Train Their Hearts to be Teachable

I recently had the privilege of helping my friend Christi with her new baby. While she and her husband got rested up from the birth process, my children and I got to take care of their 6 other kids. It’s been a while since I cared for such young ones, and some of my experiences with Christi’s sweet kids reminded me of the days when my own sweet ones were that young.

While I was over at Christi’s, I was doing part of life’s regular tasks that all of us are familiar with, and that’s laundry. I brought the two-year-old up into the laundry process with me to “help”…..so cute!!…. (I just had to pause for a minute there to say how precious he is!! Especially when he holds his arms out to me and says, “Hi Bahbie!”) It was obvious to me that Christi is doing a really good job of having the kids be involved in her real life, because he already knew much of what we were doing together.

I put quotes around the word “help” because, as you know, it would have been much faster for me to do it without his “help”. You know what I mean. Since he’s 2, he isn’t old enough to hold the folded clothes without unfolding them a little, and he isn’t mature enough to know that keeping them folded is important, and he can’t carry very many of them at once. He isn’t strong enough to lift the laundry basket, and he isn’t tall enough to put some things away properly, so in reality, he wasn’t helping me. We were going slower, and some things probably got put in the wrong place because both of us didn’t know where they went, and some things weren’t quite as nicely folded by the time he was done with them. But he will come to be a great help in the future, because Christi is taking the time to teach him how to be a help now, and how to do all the tasks that are involved with living life. I did this with my little ones too, and as they have grown they have become full of common sense and skill; they have become a great help to me and to others.

After putting away a bunch of clothes, Sweet two-year-old and I had some clean dishtowels to put away. As he carried them, I followed him into the kitchen and began opening the drawers trying to discover where Christi kept her dishtowels. I was giving him a running commentary of what we were doing and why. I finally found the drawer, and it was low down, so my helper could easily put them in. However, I saw that Christi rolls up the dishtowels so they’ll fit better in the drawer. I began to talk with him about my discovery, as I reached for the towels he was holding to roll them up, hand them back to him, and let him put them in. He began to resist. He didn’t want me to roll them up, and he communicated that to me by clutching most of them tighter, while forcefully (well… as forcefully as a two-year old can be) putting a folded towel in amongst the rolled up towels. As I kept explaining what we needed to do, he resisted by keeping his hand pressed against the towel he’d put in the drawer so that I could not easily take it back out, and saying, “No”. He was going to assert his way of doing it. At my changed-to-more-serious tone of voice, and one more explanation of what we needed to do, he surrendered the towels, and let me roll them up for him to put in the drawer.

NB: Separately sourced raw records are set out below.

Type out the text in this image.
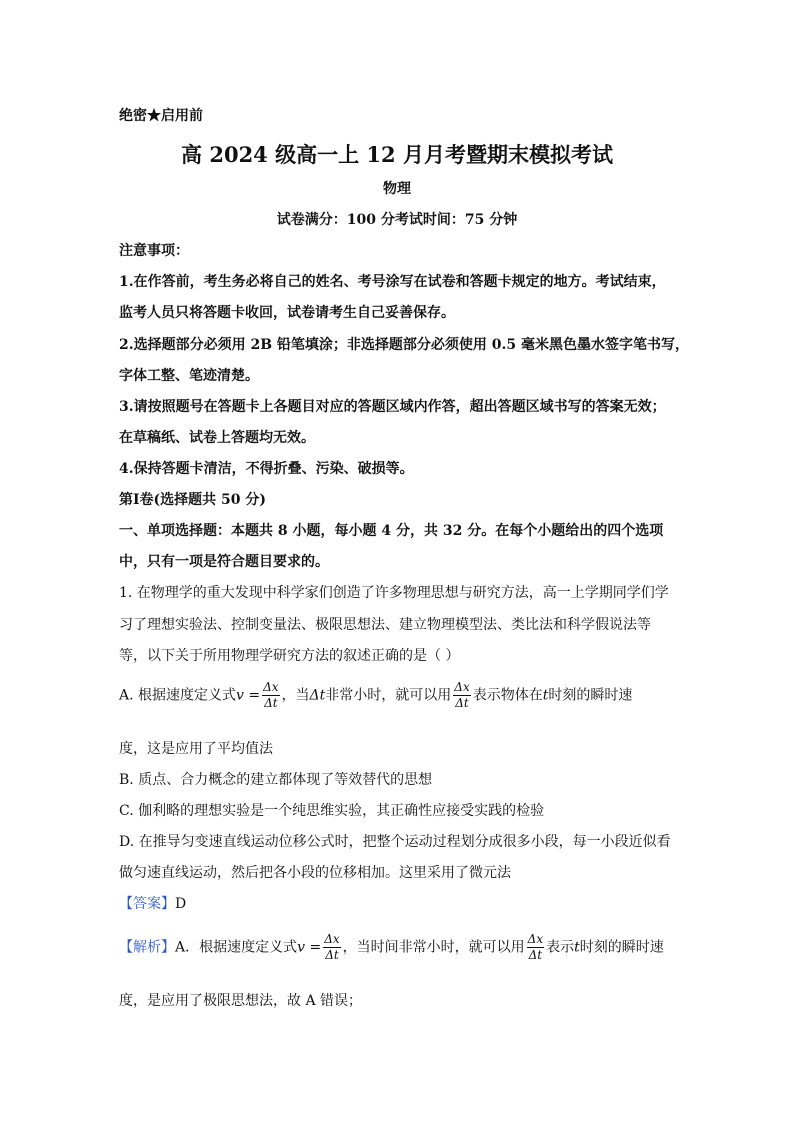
绝密★启用前
高 2024 级高一上 12 月月考暨期末模拟考试
物理
试卷满分：100 分考试时间：75 分钟
注意事项：
1.在作答前，考生务必将自己的姓名、考号涂写在试卷和答题卡规定的地方。考试结束，
监考人员只将答题卡收回，试卷请考生自己妥善保存。
2.选择题部分必须用 2B 铅笔填涂；非选择题部分必须使用 0.5 毫米黑色墨水签字笔书写，
字体工整、笔迹清楚。
3.请按照题号在答题卡上各题目对应的答题区域内作答，超出答题区域书写的答案无效；
在草稿纸、试卷上答题均无效。
4.保持答题卡清洁，不得折叠、污染、破损等。
第Ⅰ卷(选择题共 50 分)
一、单项选择题：本题共 8 小题，每小题 4 分，共 32 分。在每个小题给出的四个选项
中，只有一项是符合题目要求的。
1. 在物理学的重大发现中科学家们创造了许多物理思想与研究方法，高一上学期同学们学
习了理想实验法、控制变量法、极限思想法、建立物理模型法、类比法和科学假说法等
等，以下关于所用物理学研究方法的叙述正确的是（ ）
A. 根据速度定义式$v = \frac{\Delta x}{\Delta t}$ ，当Δt非常小时，就可以用 $\frac{\Delta x}{\Delta t}$ 表示物体在t时刻的瞬时速
度，这是应用了平均值法
B. 质点、合力概念的建立都体现了等效替代的思想
C. 伽利略的理想实验是一个纯思维实验，其正确性应接受实践的检验
D. 在推导匀变速直线运动位移公式时，把整个运动过程划分成很多小段，每一小段近似看
做匀速直线运动，然后把各小段的位移相加。这里采用了微元法
【答案】D
【解析】A．根据速度定义式$v = \frac{\Delta x}{\Delta t}$ ，当时间非常小时，就可以用 $\frac{\Delta x}{\Delta t}$ 表示t时刻的瞬时速
度，是应用了极限思想法，故 A 错误；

That’s when I remembered a truth about training little children in chores that I haven’t thought about for a while. When we allow our children to help us for the sake of their learning, we need to graciously allow what they are physically and mentally capable of doing to be part of the process. His lack of skill brought a “special touch” to our work together that I overlooked in grace for his best effort. However, we do not need to allow and overlook resistance to our guidance or resistance to showing them the right way to do a task. These reveal issues of his heart – his attitudes, intentions, and motivations – and they can be, and need to be, addressed even at his young age. Resistance and demands are not the childish sort of ways we should overlook. We need to teach our children to willingly cooperate with being corrected and shown a better way. I know Christi will continue to work at training this precious one’s heart, so that he will become easily corrected, and he will become a teachable servant who is a true blessing to others.

How about you?  Are you teaching your children how to do the stuff of life?  Are you being gracious toward their best effort and overlooking their limitations? Are you training their attitudes, intentions and motivations, being careful not to overlook resistance and demanding self-importance? Are you training them to be sweetly teachable in all that they do?

1 comment

  1. Oh that this grown up mommy would have the humility to allow the Lord to correct and instruct ME…and that in the very process of growing my own character, He would give me the privlege of doing the same for my own children. Like you say Marilyn & Barbie, “as God parents us, we parent our children”.